Ahmed Sher, a 36-year-old Afghan, has been working in the park on and off for several years – and now reckons he has around 30 to 40 new competitors. “I’m making a lot less money, and I have less work because there’s so many more people in the park,” he says, in a cafe near the park entrance. “Since the border closed, every 10 or 20 minutes you can see a young guy going inside the [undergrowth] with an older guy.”
Hassan reached Greece from Iran in February, aiming to join the thousands of other asylum seekers heading north through Macedonia at the time.
But by that point the Macedonian border closed to Iranians – and later to all nationalities – so Hassan tried six times to get smuggled through the Balkans instead. Each time Hassan was caught, he says, “and my smuggler ate all my money”. He had no means of moving on – and no means of staying put. Then a friend told him about the park.
“Most of us come as a joke,” says Hassan. “We hear about it and we think we’ll see what it’s like. But then when our families stop sending us money, we have to come here full-time.”
Perhaps the greatest desperation can be found on the islands, where you can find the most overcrowded camps. Before the deportation deal with Turkey began, new arrivals could move quickly to the mainland. But since March, most newcomers have not been able to leave legally – while deportations have largely failed to materialise. So the camps are overflowing, leading to tensions with some local residents. On the tiny island of Leros, refugee campaigners were told to leave by a mob of angry islanders, while on Chios, a dead rabbit was left outside an activists’ kitchen.

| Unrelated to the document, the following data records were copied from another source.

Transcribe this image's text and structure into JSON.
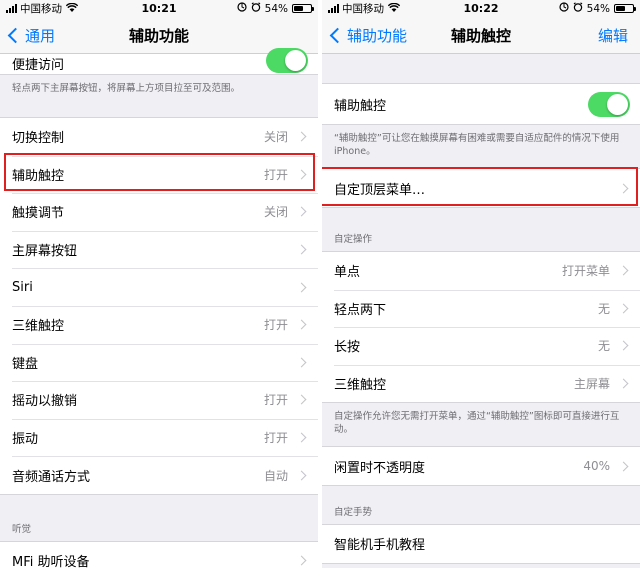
{
  "left": {
    "status": {
      "carrier": "中国移动",
      "time": "10:21",
      "battery": "54%",
      "battery_level": 0.54
    },
    "nav": {
      "back": "通用",
      "title": "辅助功能"
    },
    "top_row": {
      "label": "便捷访问",
      "toggle_on": true
    },
    "top_note": "轻点两下主屏幕按钮，将屏幕上方项目拉至可及范围。",
    "rows": [
      {
        "label": "切换控制",
        "value": "关闭"
      },
      {
        "label": "辅助触控",
        "value": "打开"
      },
      {
        "label": "触摸调节",
        "value": "关闭"
      },
      {
        "label": "主屏幕按钮",
        "value": ""
      },
      {
        "label": "Siri",
        "value": ""
      },
      {
        "label": "三维触控",
        "value": "打开"
      },
      {
        "label": "键盘",
        "value": ""
      },
      {
        "label": "摇动以撤销",
        "value": "打开"
      },
      {
        "label": "振动",
        "value": "打开"
      },
      {
        "label": "音频通话方式",
        "value": "自动"
      }
    ],
    "hearing_header": "听觉",
    "hearing_rows": [
      {
        "label": "MFi 助听设备",
        "value": ""
      }
    ]
  },
  "right": {
    "status": {
      "carrier": "中国移动",
      "time": "10:22",
      "battery": "54%",
      "battery_level": 0.54
    },
    "nav": {
      "back": "辅助功能",
      "title": "辅助触控",
      "action": "编辑"
    },
    "toggle_row": {
      "label": "辅助触控",
      "toggle_on": true
    },
    "toggle_note": "“辅助触控”可让您在触摸屏幕有困难或需要自适应配件的情况下使用 iPhone。",
    "menu_row": {
      "label": "自定顶层菜单…"
    },
    "custom_actions_header": "自定操作",
    "custom_actions": [
      {
        "label": "单点",
        "value": "打开菜单"
      },
      {
        "label": "轻点两下",
        "value": "无"
      },
      {
        "label": "长按",
        "value": "无"
      },
      {
        "label": "三维触控",
        "value": "主屏幕"
      }
    ],
    "custom_actions_note": "自定操作允许您无需打开菜单，通过“辅助触控”图标即可直接进行互动。",
    "opacity_row": {
      "label": "闲置时不透明度",
      "value": "40%"
    },
    "gestures_header": "自定手势",
    "gesture_rows": [
      {
        "label": "智能机手机教程"
      }
    ]
  },
  "colors": {
    "accent": "#007aff",
    "toggle_on": "#4cd964",
    "highlight": "#e02020",
    "background": "#efeff4"
  }
}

Refugees there face an even more precarious fate. Many are “very depressed”, said Methkal Khalawi, a Syrian oil technician stuck on Chios. “I see a lot of them crying deeply. They are here in exile, nothing more. Prisoners of Europe.”

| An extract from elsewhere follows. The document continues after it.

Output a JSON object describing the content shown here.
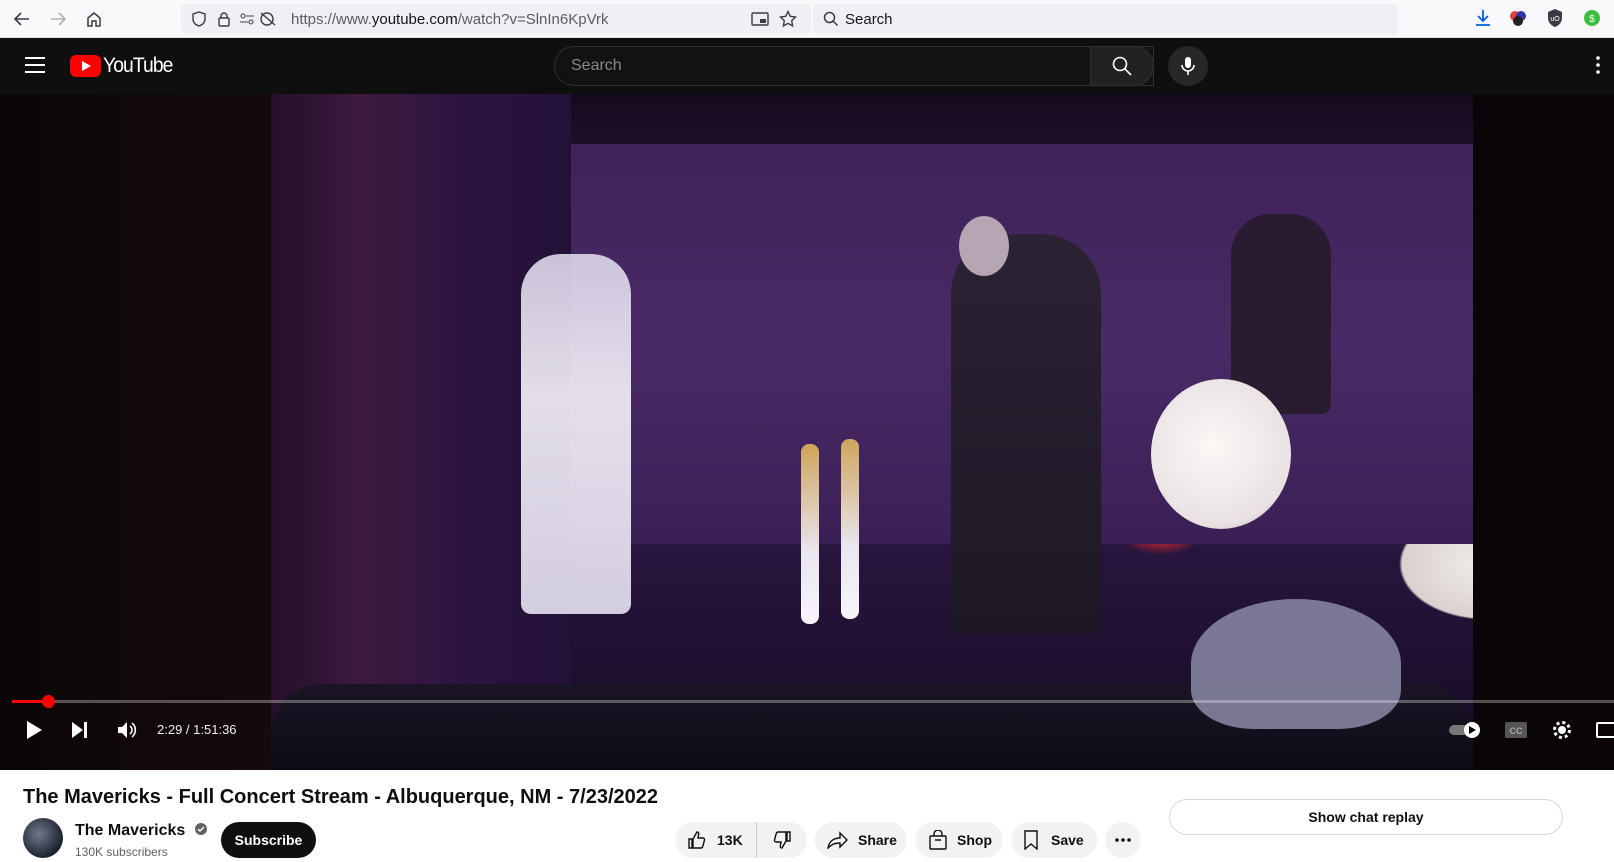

Here and there, there are small signs of improvement. The camps are gradually being refurbished, often thanks to volunteer groups. The Greek government will attempt to place all refugee children in some kind of education this autumn. UNHCR hopes to move 10,000 people out of the camps, and into private accommodation. Small private projects – like Maria Diakopoulou’s – are also helping to integrate refugees into local households and communities. About a fifth of the 100 refugees in her scheme now have some kind of work, and some have set up an informal business.
But most observers acknowledge the general situation is dire – and has the potential to turn into a long-term tragedy.
The EU relocation scheme and the EU-Turkey deal are collectively meant to see most asylum seekers moved out of Greece. But with both schemes faltering, one of the early architects of the EU-Turkey deal believes many refugees may end up never leaving.
According to Gerald Knaus, the thinktank chief who first envisaged the deal last September, Greece could end up becoming a giant holding pen for refugees, performing the same controversial role for Europe that Nauru and Manus Island perform for Australia in the Pacific.
If the situation does not improve, Knaus says, “then what we have instead is an Australian-style system, where Greece becomes Nauru.”